In an amicus brief in support of Walker, the CTLA argues that Ford’s argument is contrary to public policy and penalizes injured people who cannot afford medical care. “When plaintiffs do not receive compensation for their damages from the date they were wronged, they cannot earn a return on such damages and suffer losses due to inflation between the time the damages are calculated and the time of the judgment,” the brief states. “Personal injury plaintiffs often require ongoing medical care that continues long after lawsuits are filed. Delaying injured parties’ compensation can have devastating consequences for Coloradans struggling to afford medical care.”

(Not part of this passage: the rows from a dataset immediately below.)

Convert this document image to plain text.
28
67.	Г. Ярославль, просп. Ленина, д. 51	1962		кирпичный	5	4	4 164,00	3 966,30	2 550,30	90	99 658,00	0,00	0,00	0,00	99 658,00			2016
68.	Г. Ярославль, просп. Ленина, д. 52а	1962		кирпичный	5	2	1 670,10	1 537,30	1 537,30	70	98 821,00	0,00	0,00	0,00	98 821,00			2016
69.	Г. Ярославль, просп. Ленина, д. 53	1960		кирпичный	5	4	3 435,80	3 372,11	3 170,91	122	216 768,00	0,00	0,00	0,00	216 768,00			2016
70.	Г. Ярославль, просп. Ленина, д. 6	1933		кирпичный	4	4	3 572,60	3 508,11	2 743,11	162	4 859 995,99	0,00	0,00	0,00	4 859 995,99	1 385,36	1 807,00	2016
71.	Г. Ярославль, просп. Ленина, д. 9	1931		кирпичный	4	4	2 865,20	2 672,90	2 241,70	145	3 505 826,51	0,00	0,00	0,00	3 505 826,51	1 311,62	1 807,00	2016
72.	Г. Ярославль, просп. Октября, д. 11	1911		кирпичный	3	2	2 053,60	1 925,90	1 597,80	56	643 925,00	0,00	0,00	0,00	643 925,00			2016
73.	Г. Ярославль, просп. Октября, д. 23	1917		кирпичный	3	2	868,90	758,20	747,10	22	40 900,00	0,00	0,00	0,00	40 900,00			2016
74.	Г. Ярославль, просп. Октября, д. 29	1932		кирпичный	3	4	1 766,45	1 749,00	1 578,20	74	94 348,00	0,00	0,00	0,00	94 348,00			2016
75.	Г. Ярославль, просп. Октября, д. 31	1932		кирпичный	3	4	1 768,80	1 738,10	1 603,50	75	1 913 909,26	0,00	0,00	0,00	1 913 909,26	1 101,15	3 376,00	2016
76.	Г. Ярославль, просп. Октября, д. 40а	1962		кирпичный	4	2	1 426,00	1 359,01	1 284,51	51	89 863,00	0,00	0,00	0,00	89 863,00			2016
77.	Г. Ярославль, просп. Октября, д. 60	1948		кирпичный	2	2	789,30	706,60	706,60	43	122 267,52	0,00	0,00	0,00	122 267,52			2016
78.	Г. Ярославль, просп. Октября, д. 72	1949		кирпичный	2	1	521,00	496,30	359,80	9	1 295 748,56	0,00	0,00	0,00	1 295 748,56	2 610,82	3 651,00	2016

The CCJL and CDLA argue in an amicus brief that the Court of Appeals’ decision improperly burdens a judgment debtor’s right to appeal and discouraging meritorious appeals will “stunt the development of Colorado law.” In Colorado, one district court’s decision doesn’t bind another, nor do decisions of one division of the Court of Appeals bind other divisions. “The appellate process, and ultimately this Court’s review, is thus the means by which Colorado law is developed and clarified,” the brief states.
The CCJL and CDLA also note that personal injury suits “are not brought exclusively against so-called deep-pocket defendants,” and affirming the Court of Appeals’ decision “has grave potential to impact financially vulnerable litigants.”
Justice Maria Berkenkotter did not participate in Tuesday’s arguments in Ford Motor Company v. Forrest Walker. Berkenkotter served as the judge in the 2013 trial in Boulder County District Court.